By protein, I don’t mean 500 calorie milkshakes, I mean lean meats, fish, eggs, greek yoghurt and poultry.

If you were to have a 25g-75g serving of protein with every meal you will feel much more satisfied after eating and will keep hunger at bay for hours.

Plan ahead - get a diary or make a note in your phone and write down exactly what you are going to eat for the next few days.

Once that’s done you can then make sure you get to the shop and stock up on everything you need.

We tend to react horribly when we are hungry.

If the cupboards are bare and your tummy is empty it is always a recipe for disaster.

Planning your meals will make sure you are never caught short and always have something in the fridge ready to go for when you need it most.

Forgive yourself when you make a mistake.

No one expects you to be perfect, you will occasionally want a biscuit and end up eating 10.

You will have weekends where you will have double the alcohol you promised yourself and smash a pizza after it for good measures.

Life is for living, mistakes happen, the worst thing you can do is throw the towel in and think all results are lost.

Creating a healthier version of yourself is going to take patience and time, but if you were to make healthier, better choices for 300 days out of the next year, I guarantee you will be in a better place, even with 65 days of making memories and mistakes.

By making better nutritional choices and creating better habits you will be in a much better position for losing weight than your former self.

Even if you aren’t losing weight at this point you will feel much better and all you will have to do is focus more on portion control and the results will come.


Ever remember the advert ‘Go walking, it’s what to do’? I still remember that jingle even after all these years.

I always disputed the impact walking can have on fat loss, until I got into personal training.

It doesn’t make you sweat, it’s not particularly challenging (for those lucky enough to be able to walk pain-free or at all). It certainly wasn’t something that I would have classified as ‘exercise’

How wrong was I!

Lack of movement is breaking backs and adding fat quicker than any takeaway you could ever eat.

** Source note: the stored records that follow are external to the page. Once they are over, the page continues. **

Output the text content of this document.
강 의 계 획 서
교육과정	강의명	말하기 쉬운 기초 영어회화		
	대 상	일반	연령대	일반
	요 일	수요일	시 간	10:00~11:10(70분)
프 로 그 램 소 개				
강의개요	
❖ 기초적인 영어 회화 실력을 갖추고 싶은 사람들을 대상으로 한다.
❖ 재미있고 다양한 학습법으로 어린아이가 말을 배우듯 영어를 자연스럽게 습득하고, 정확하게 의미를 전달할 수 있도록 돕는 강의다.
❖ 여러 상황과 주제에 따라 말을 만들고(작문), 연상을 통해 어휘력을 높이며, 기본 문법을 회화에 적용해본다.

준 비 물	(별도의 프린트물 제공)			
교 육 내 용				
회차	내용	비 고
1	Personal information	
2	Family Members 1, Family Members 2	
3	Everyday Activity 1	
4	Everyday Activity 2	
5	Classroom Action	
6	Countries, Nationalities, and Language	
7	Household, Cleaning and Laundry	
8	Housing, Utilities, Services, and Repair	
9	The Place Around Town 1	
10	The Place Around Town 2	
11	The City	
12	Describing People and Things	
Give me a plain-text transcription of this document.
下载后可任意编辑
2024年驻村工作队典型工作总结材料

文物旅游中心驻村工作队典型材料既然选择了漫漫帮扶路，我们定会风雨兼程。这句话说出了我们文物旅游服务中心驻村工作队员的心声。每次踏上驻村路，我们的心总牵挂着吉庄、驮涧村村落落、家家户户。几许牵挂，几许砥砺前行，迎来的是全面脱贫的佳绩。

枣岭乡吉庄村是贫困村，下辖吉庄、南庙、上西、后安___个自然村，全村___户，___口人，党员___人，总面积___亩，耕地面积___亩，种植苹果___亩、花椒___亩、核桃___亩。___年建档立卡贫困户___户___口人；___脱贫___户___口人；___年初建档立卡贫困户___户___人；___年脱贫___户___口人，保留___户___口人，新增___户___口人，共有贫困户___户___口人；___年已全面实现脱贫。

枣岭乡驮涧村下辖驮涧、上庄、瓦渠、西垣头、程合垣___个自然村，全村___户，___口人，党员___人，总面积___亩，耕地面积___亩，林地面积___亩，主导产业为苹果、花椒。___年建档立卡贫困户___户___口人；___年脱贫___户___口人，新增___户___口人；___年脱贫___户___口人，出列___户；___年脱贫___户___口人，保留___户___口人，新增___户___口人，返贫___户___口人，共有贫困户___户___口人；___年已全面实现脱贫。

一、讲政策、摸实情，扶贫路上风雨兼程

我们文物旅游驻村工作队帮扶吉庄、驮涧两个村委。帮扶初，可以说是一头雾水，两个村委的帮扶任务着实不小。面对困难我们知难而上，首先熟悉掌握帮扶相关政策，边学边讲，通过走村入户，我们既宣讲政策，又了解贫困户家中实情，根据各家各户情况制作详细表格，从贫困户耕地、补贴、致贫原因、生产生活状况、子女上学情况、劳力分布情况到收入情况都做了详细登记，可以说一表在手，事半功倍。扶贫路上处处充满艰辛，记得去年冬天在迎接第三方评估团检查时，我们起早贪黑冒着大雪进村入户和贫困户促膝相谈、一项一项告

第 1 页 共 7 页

People always associate getting older and adding a few extra pounds to your metabolism slowing down due to age. (Feel free to keep telling yourself that)

The reality is that with age comes eight hours a day of sitting down to work followed by four hours a day sitting watching Netflix.

No longer do you walk to school, walk to different classrooms, play sport and run around outside until the sun goes down.

Your metabolism isn’t slowing down, it’s just YOU... you are slowing down and moving less.

We burn calories through movement, we don’t have to run, jog or even go to the gym to burn calories. All we have to do is move more.

If you want to feel better, burn more calories and give yourself a chance to lose some weight I can’t stress enough the benefit of even just a 30 minute walk per day.

You don’t need to stress about hitting 10k steps per day, just start off by committing to 30 minutes a day and watch as your fitness and mood improves.